Desde el día de la pedrada Pepa se había hecho muy amiga suya, por las tardes se iba a su casa, Dolores le preparaba café y lo tomaban en la cocina, hablaban de cualquier cosa, de los maridos, de los hijos; iban juntas al mercado, a misa los domingo. Como Pepa no sabía coser, cuando tenía algo que tenía que arreglar se lo llevaba a Dolores, se hicieron muy amigas. Primero fue Dolores la que lloró abrazada a Pepa cuando murió Juan, su marido; después fue Pepa la que lloró abrazada a Dolores cuando murió Lucio. Después cuando detuvieron a Martín, Pepa se encerró en su casa y no salió nunca más, ni quiso ver a nadie. La vergüenza le roía las entrañas.
Se sentó en la cocina y puso a calentar agua para hacerse un café, no tenía ganas de comer. Su cabeza no paraba de pensar.
¿Porqué tuvieron que enamorarse los dos de la misma mujer? ¿Acaso no había otras mujeres? Pero el corazón no atiende a razones y la razón no tiene sitio en el corazón cuando se es joven. Martín exhibía a su Carmen como a un trofeo de caza, Severiano amaba en silencio. Intentó contar las noches que lo había oído llorar en su habitación y no pudo porque nunca supo contar tanto.

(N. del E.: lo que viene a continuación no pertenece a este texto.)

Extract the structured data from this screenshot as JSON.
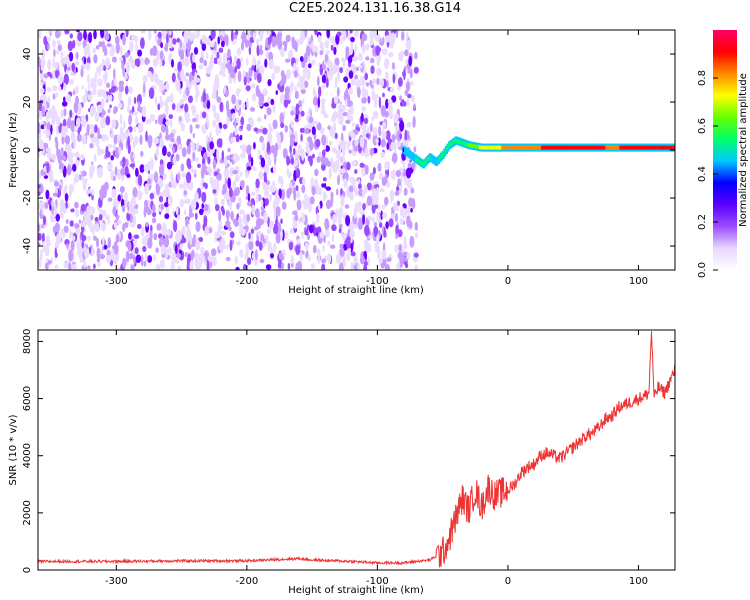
{
  "title": "C2E5.2024.131.16.38.G14",
  "chart_data": [
    {
      "type": "heatmap",
      "xlabel": "Height of straight line (km)",
      "ylabel": "Frequency (Hz)",
      "xlim": [
        -360,
        128
      ],
      "ylim": [
        -50,
        50
      ],
      "x_ticks": [
        -300,
        -200,
        -100,
        0,
        100
      ],
      "y_ticks": [
        -40,
        -20,
        0,
        20,
        40
      ],
      "colorbar": {
        "label": "Normalized spectral amplitude",
        "range": [
          0,
          1
        ],
        "ticks": [
          0.0,
          0.2,
          0.4,
          0.6,
          0.8
        ],
        "colors": [
          "#ffffff",
          "#e8d6ff",
          "#9b4dff",
          "#5a00ff",
          "#0000ff",
          "#00c8ff",
          "#00ff66",
          "#66ff00",
          "#ffff00",
          "#ff8800",
          "#ff0000",
          "#ff0066"
        ]
      },
      "noise_region": {
        "x_range": [
          -360,
          -70
        ],
        "level": 0.3
      },
      "carrier_trace": [
        {
          "x": -80,
          "y": 0,
          "v": 0.4
        },
        {
          "x": -75,
          "y": -2,
          "v": 0.45
        },
        {
          "x": -70,
          "y": -4,
          "v": 0.5
        },
        {
          "x": -65,
          "y": -6,
          "v": 0.55
        },
        {
          "x": -60,
          "y": -3,
          "v": 0.5
        },
        {
          "x": -55,
          "y": -5,
          "v": 0.45
        },
        {
          "x": -50,
          "y": -2,
          "v": 0.55
        },
        {
          "x": -45,
          "y": 2,
          "v": 0.5
        },
        {
          "x": -40,
          "y": 4,
          "v": 0.55
        },
        {
          "x": -35,
          "y": 3,
          "v": 0.5
        },
        {
          "x": -30,
          "y": 2,
          "v": 0.6
        },
        {
          "x": -20,
          "y": 1,
          "v": 0.7
        },
        {
          "x": -10,
          "y": 1,
          "v": 0.75
        },
        {
          "x": 0,
          "y": 1,
          "v": 0.8
        },
        {
          "x": 20,
          "y": 1,
          "v": 0.85
        },
        {
          "x": 40,
          "y": 1,
          "v": 0.9
        },
        {
          "x": 60,
          "y": 1,
          "v": 0.9
        },
        {
          "x": 80,
          "y": 1,
          "v": 0.85
        },
        {
          "x": 100,
          "y": 1,
          "v": 0.9
        },
        {
          "x": 128,
          "y": 1,
          "v": 0.9
        }
      ]
    },
    {
      "type": "line",
      "xlabel": "Height of straight line (km)",
      "ylabel": "SNR (10 * v/v)",
      "xlim": [
        -360,
        128
      ],
      "ylim": [
        0,
        8400
      ],
      "x_ticks": [
        -300,
        -200,
        -100,
        0,
        100
      ],
      "y_ticks": [
        0,
        2000,
        4000,
        6000,
        8000
      ],
      "color": "#ee3333",
      "x": [
        -360,
        -300,
        -250,
        -200,
        -160,
        -150,
        -120,
        -100,
        -80,
        -60,
        -50,
        -45,
        -40,
        -35,
        -30,
        -25,
        -20,
        -15,
        -10,
        -5,
        0,
        5,
        10,
        15,
        20,
        25,
        30,
        40,
        50,
        60,
        65,
        70,
        75,
        80,
        85,
        90,
        95,
        100,
        105,
        108,
        110,
        112,
        115,
        120,
        128
      ],
      "y": [
        300,
        300,
        320,
        320,
        400,
        350,
        300,
        250,
        250,
        350,
        600,
        1100,
        1800,
        2500,
        2100,
        2800,
        2200,
        2900,
        2600,
        2700,
        2800,
        3000,
        3400,
        3600,
        3700,
        4000,
        4100,
        3900,
        4300,
        4700,
        4800,
        5000,
        5300,
        5400,
        5700,
        5800,
        5900,
        6000,
        6100,
        6200,
        8400,
        6000,
        6400,
        6200,
        7000
      ]
    }
  ]
}
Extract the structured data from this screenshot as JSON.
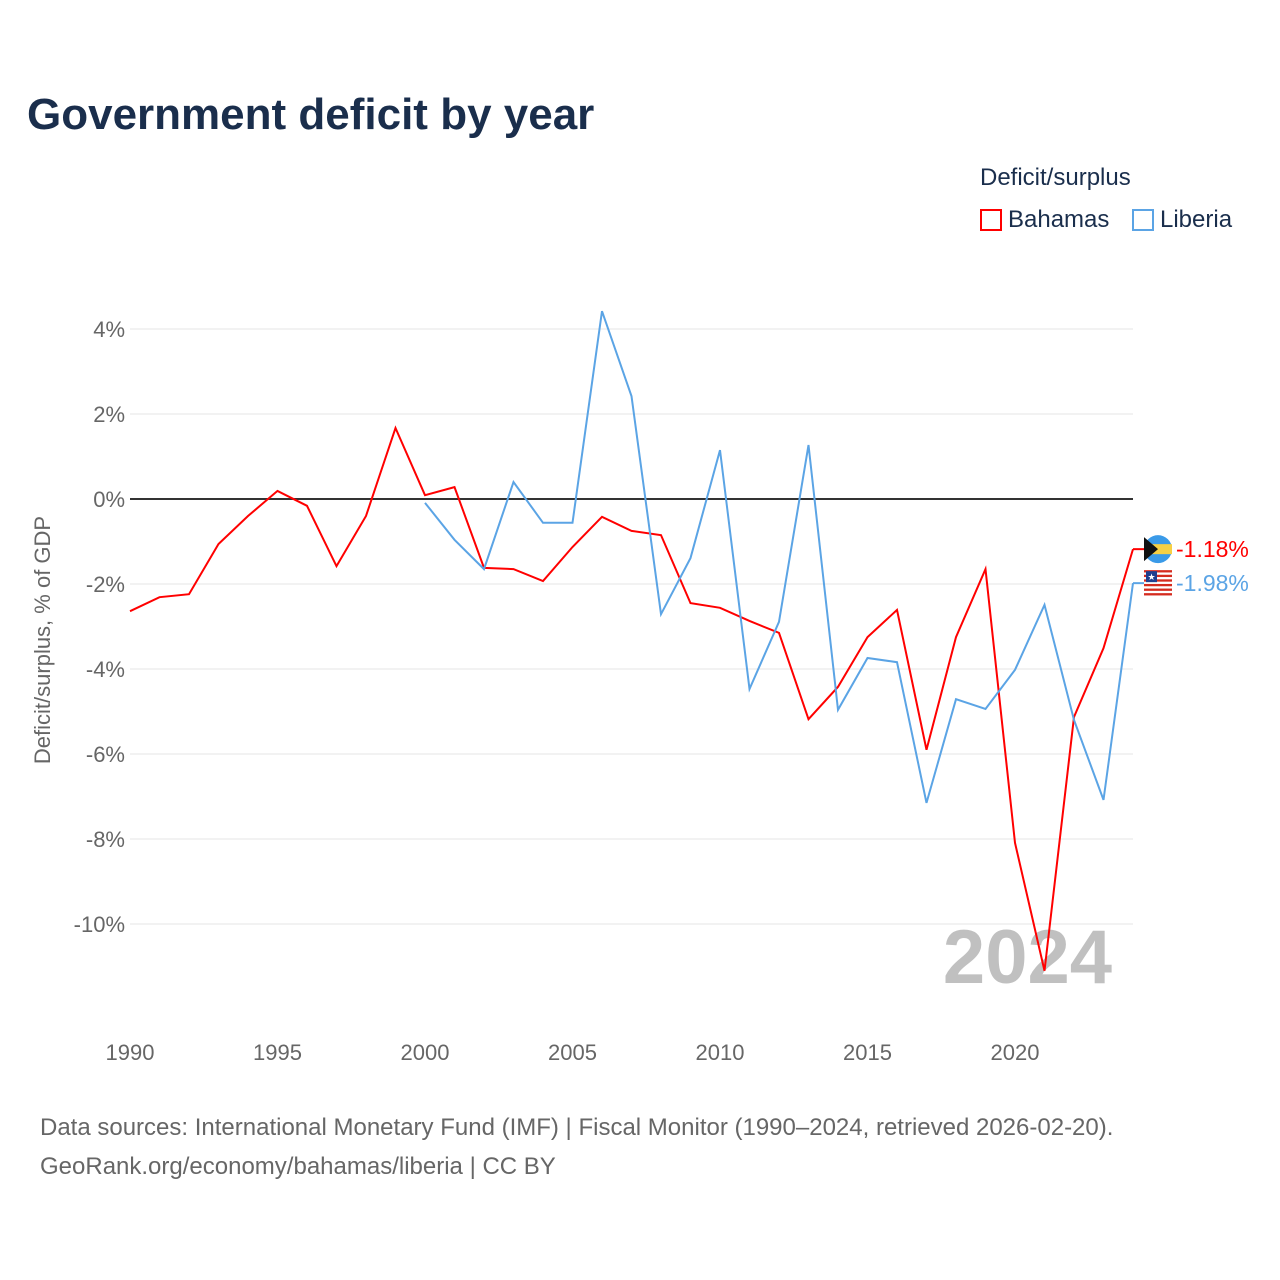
{
  "title": "Government deficit by year",
  "legend": {
    "title": "Deficit/surplus",
    "items": [
      {
        "label": "Bahamas",
        "color": "#ff0000"
      },
      {
        "label": "Liberia",
        "color": "#5ba4e5"
      }
    ]
  },
  "source": {
    "line1": "Data sources: International Monetary Fund (IMF) | Fiscal Monitor (1990–2024, retrieved 2026-02-20).",
    "line2": "GeoRank.org/economy/bahamas/liberia | CC BY"
  },
  "chart_data": {
    "type": "line",
    "title": "Government deficit by year",
    "ylabel": "Deficit/surplus, % of GDP",
    "xlabel": "",
    "xlim": [
      1990,
      2024
    ],
    "ylim": [
      -12,
      4.5
    ],
    "xticks": [
      "1990",
      "1995",
      "2000",
      "2005",
      "2010",
      "2015",
      "2020"
    ],
    "yticks": [
      "4%",
      "2%",
      "0%",
      "-2%",
      "-4%",
      "-6%",
      "-8%",
      "-10%"
    ],
    "ytick_values": [
      4,
      2,
      0,
      -2,
      -4,
      -6,
      -8,
      -10
    ],
    "watermark": "2024",
    "series": [
      {
        "name": "Bahamas",
        "color": "#ff0000",
        "end_label": "-1.18%",
        "x_start": 1990,
        "values": [
          -2.64,
          -2.31,
          -2.24,
          -1.06,
          -0.4,
          0.19,
          -0.16,
          -1.58,
          -0.4,
          1.67,
          0.09,
          0.28,
          -1.62,
          -1.65,
          -1.93,
          -1.13,
          -0.42,
          -0.75,
          -0.85,
          -2.45,
          -2.56,
          -2.87,
          -3.15,
          -5.18,
          -4.42,
          -3.25,
          -2.61,
          -5.9,
          -3.25,
          -1.65,
          -8.09,
          -11.1,
          -5.13,
          -3.51,
          -1.18
        ]
      },
      {
        "name": "Liberia",
        "color": "#5ba4e5",
        "end_label": "-1.98%",
        "x_start": 2000,
        "values": [
          -0.09,
          -0.96,
          -1.65,
          0.4,
          -0.56,
          -0.56,
          4.42,
          2.42,
          -2.71,
          -1.39,
          1.15,
          -4.47,
          -2.89,
          1.27,
          -4.96,
          -3.74,
          -3.84,
          -7.15,
          -4.71,
          -4.94,
          -4.02,
          -2.49,
          -5.2,
          -7.08,
          -1.98
        ]
      }
    ]
  }
}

Martín se fue del pueblo a buscar un futuro y se llevó en la mochila dos promesas; la de Carmen, que le iba a esperar hasta su vuelta y la de Severiano, que se la iba a cuidar hasta que volviera.
Pero el amor no espera a nadie y el silencio de Severiano se desbordó en un torrente de palabras de amor. Antes de casarse le escribió una carta a Martín, una carta que nunca tuvo respuesta. Se casaron una mañana de primavera y al año siguiente ya paseaban un carrito por la calle Mayor.
Había llegado por la mañana, una mañana gris que prometía tormenta, le dijeron que venía en un coche con dos hombres que traían en la cara el dibujo de la muerte, que lo habían dejado en casa de su madre y se habían marchado.
Salió de su casa camino de la de Pepa, el aire húmedo y espeso la asfixiaba. Cuando la veían pasar, la gente se santiguaba. Llamó a la puerta y esta vez la puerta se abrió, encontró a Pepa sentada en la cocina, a su lado estaba Martín. Se sentó frente a ellos y miró a Pepa a los ojos, no hacían falta las palabras, las lágrimas de Pepa le decían todo. Martín estaba sentado, con la mirada clavada en la ventana.
Cuando la Guardia Civil llamó a la puerta Martín se levantó, se acercó a su madre y la besó en la frente luego se acercó a ella, la miró desde arriba, con los ojos cargados de culpa y a ella la sangre de las venas se le hizo arena. Martín caminó tranquilo hacia la puerta.
Pepa la abrazó, a ninguna de las dos le quedaban lágrimas. Le pidió perdón, pero esta vez no pudo decirle que eran “cosas de críos”.